Lest they get… annoyed or something? I’m not quite sure, since these were commands from my non-editors rather than arguments.
One of the criticisms I noted was that it wasn’t so much that I spoke about diversity, but that I mentioned it in a game review (gasp!). It seems to have surprised them and, perhaps, this contradicts my point about them not having to read about it. After all, I was “forcing” them to deal with diversity issues.
I must again point out that, for me, the lack of diversity is an issue. Some gamers have an issue with frame-rate-per-second; others hate puzzles. Whatever it is, we don’t then tell the critic he’s wrong to have that gripe: we can ignore it if we actually love puzzles. If someone really hates puzzles, what do you hope to gain by telling him “Well, I personally don’t care about puzzles. Please don’t write about that in your review.” So why do so for diversity, which actually has a greater impact on individual lives?

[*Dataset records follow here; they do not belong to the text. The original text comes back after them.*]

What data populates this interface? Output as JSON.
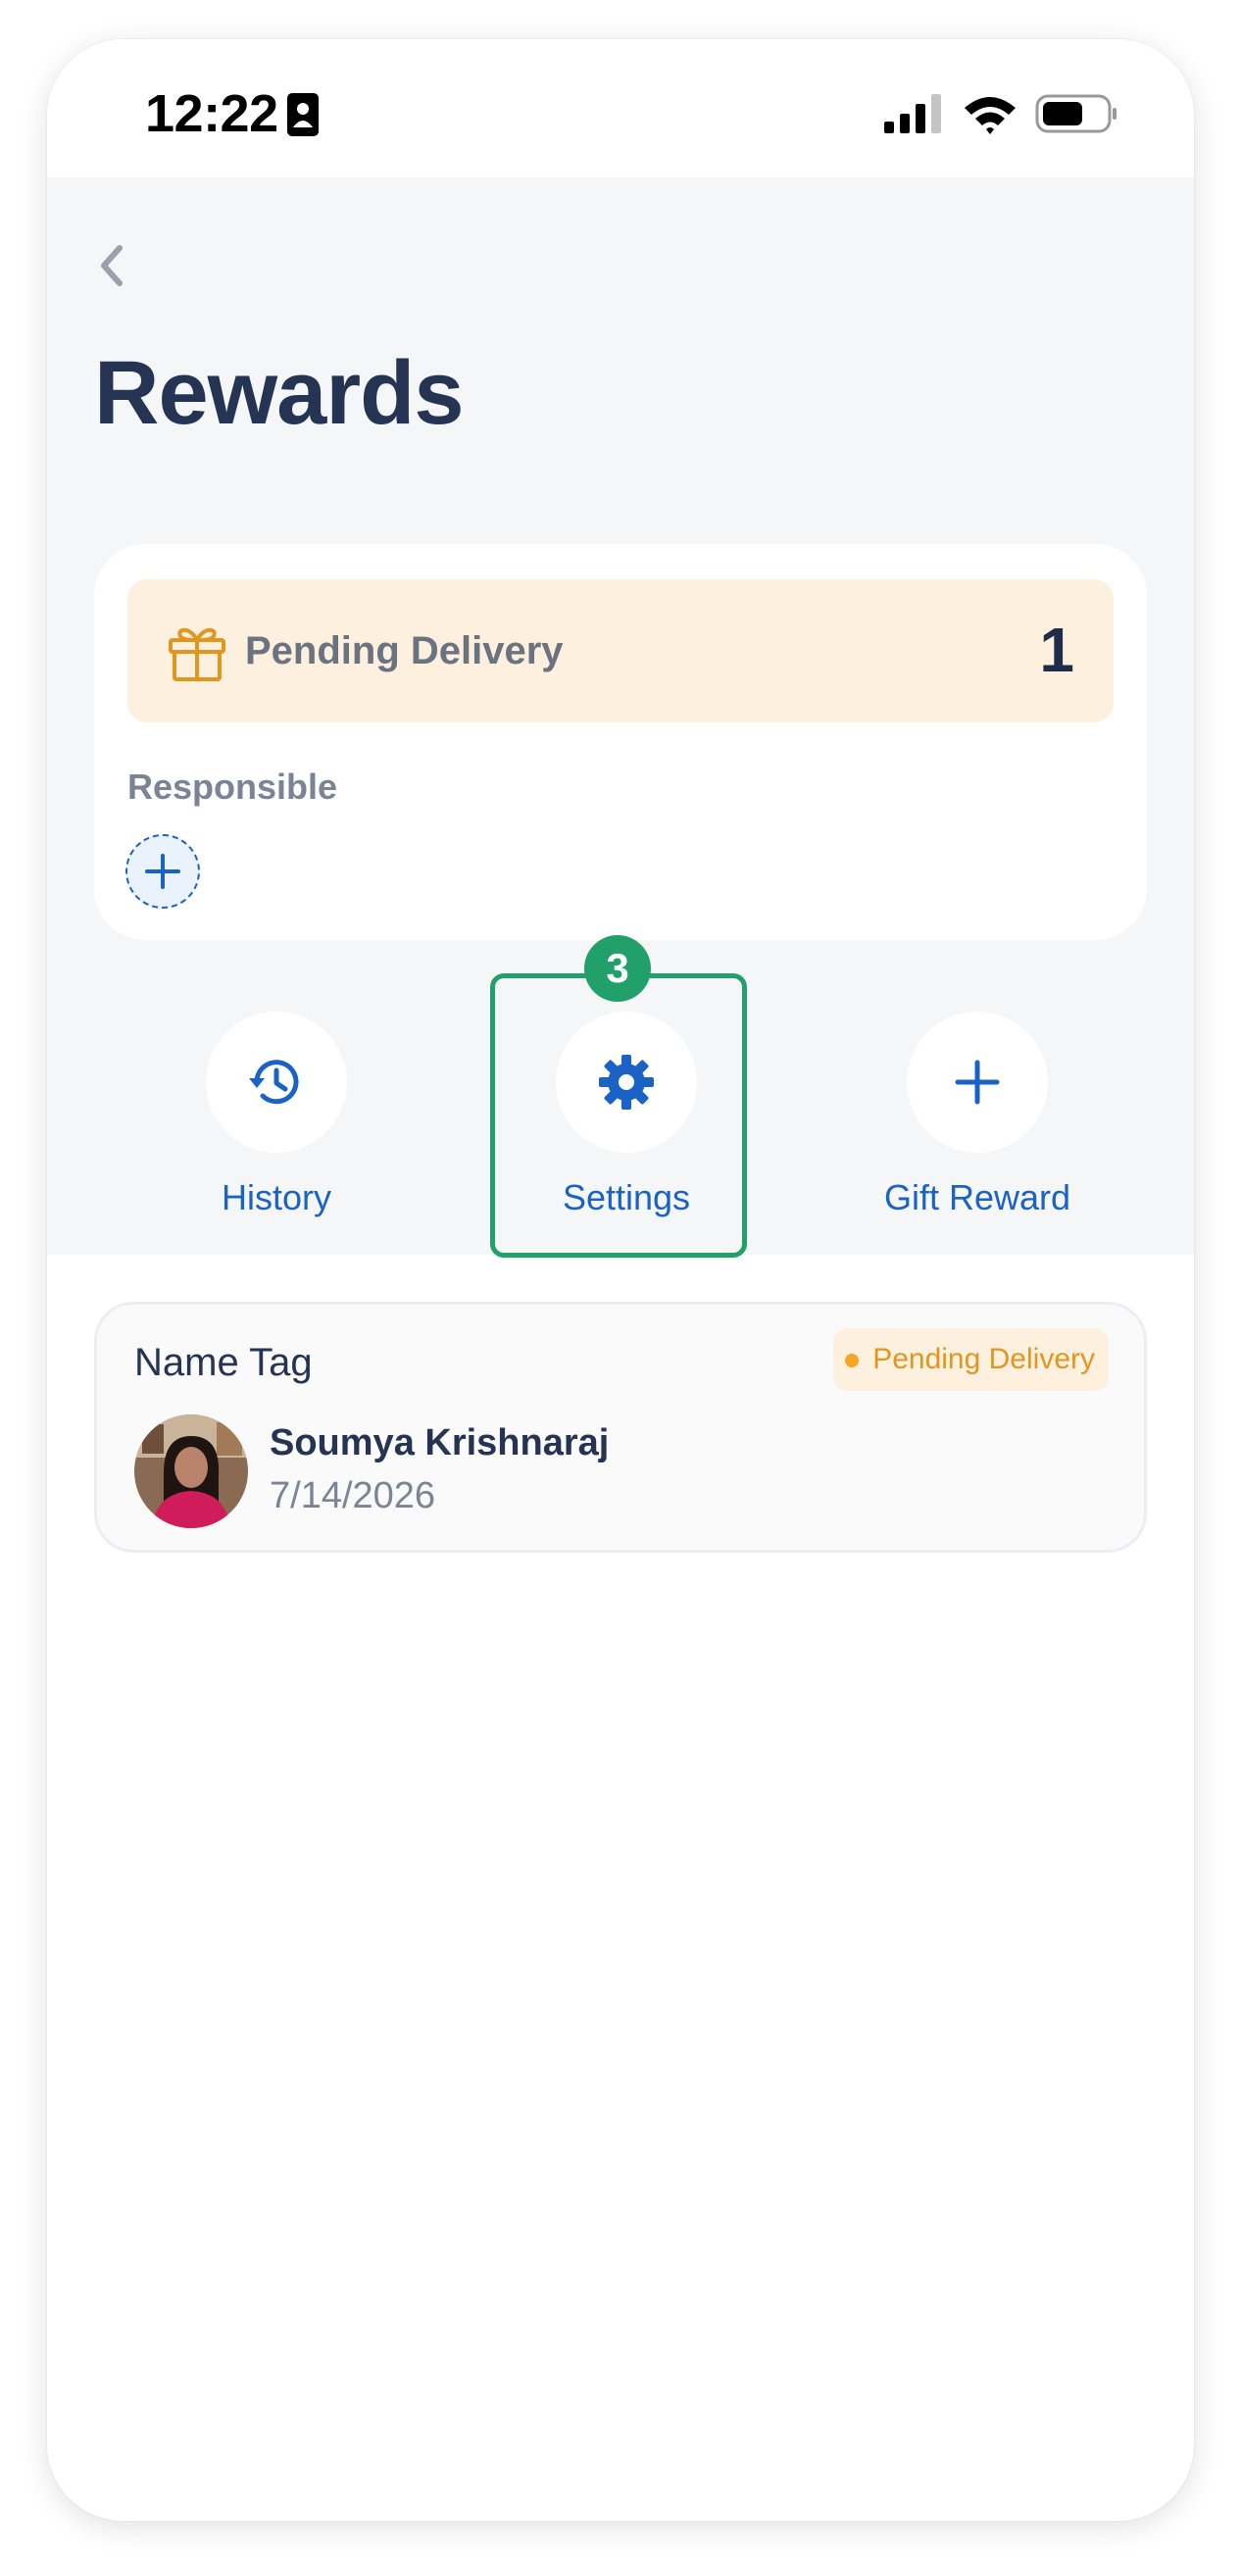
{
  "status_bar": {
    "time": "12:22"
  },
  "page": {
    "title": "Rewards"
  },
  "summary": {
    "pending_label": "Pending Delivery",
    "pending_count": "1",
    "responsible_label": "Responsible"
  },
  "actions": {
    "history": "History",
    "settings": "Settings",
    "gift_reward": "Gift Reward"
  },
  "annotation": {
    "step_number": "3"
  },
  "rewards_list": [
    {
      "name": "Name Tag",
      "status": "Pending Delivery",
      "person": "Soumya Krishnaraj",
      "date": "7/14/2026"
    }
  ],
  "colors": {
    "title": "#243452",
    "accent_blue": "#1a62c4",
    "pending_bg": "#fdf0df",
    "pending_orange": "#e0961f",
    "highlight_green": "#22a06b",
    "header_bg": "#f5f6f8"
  },
  "icons": {
    "back": "chevron-left-icon",
    "gift": "gift-icon",
    "add_responsible": "plus-icon",
    "history": "history-icon",
    "settings": "gear-icon",
    "gift_reward": "plus-icon"
  }
}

We read different people to obtain different perspectives because difference is kind of interesting. (Of course, that just highlights how much difference is antithetical to gaming, doesn’t it?).
Further to this, why must diversity in games be an op-ed but not in reviews, but – say – graphics is allowed in both? Entire YouTube channels are dedicated to discussing graphics and framerate, just as there channels discussing sexism. Who gets to decide what is and isn’t allowed in game reviews? I certainly missed that memo. So apparently did the people paying me to write reviews for their site.
The vociferous nature of the responses no longer astounds. I find it strange and sad, more than anything, that people become so vocal about maintaining dudebrodom. I can’t fathom what makes them so afraid, dismissive – or just generally reactive – of diversity discussion that my mention of it prompts such responses. What is it that such people hope to achieve? Trying to control how those of us speaking of diversity are allowed to speak – only in an op-ed, not in a review, only a little, not so much – is belittling and highlighting the very problem we’re trying to focus on. There are other reviewers to read, too; talented people who will calmly put the made-up template of what constitutes a proper game review and mark according to what makes my critics happy. Good for them.
Diversity or social dynamics that mean a great deal to many of us, however, aren’t welcome. We simply can’t have that. This is games. And games are fun. Please stop taking them seriously or else we’ll have a serious conversation about how you can and should and must talk about your little issue.
What makes all this worse is that thinking wider and engaging with diversity makes games so much more fucking interesting – who wants another gravel-voiced, mid-thirties white-dude revenge power fantasy?
For example, even though I was talking about non-whites rather than women, in Sniper Elite 3: Afrika, critics yelled the usual “in World War 2, there were no women on the frontline” nonsense: Because of course creators are slaves to the story they create and time they use; things need to be real. Real, like one man by himself destroying an entire army or killing 10 snipers before being spotted; real like taking out tanks in slo-mo and seeing skeletons explode. Not unrealistic like women snipers!
If this doesn’t highlight the very problem of homogeneity and its continued existence in big creative mediums, beautifully, I don’t know what will. Please stand by while I continue with my agenda.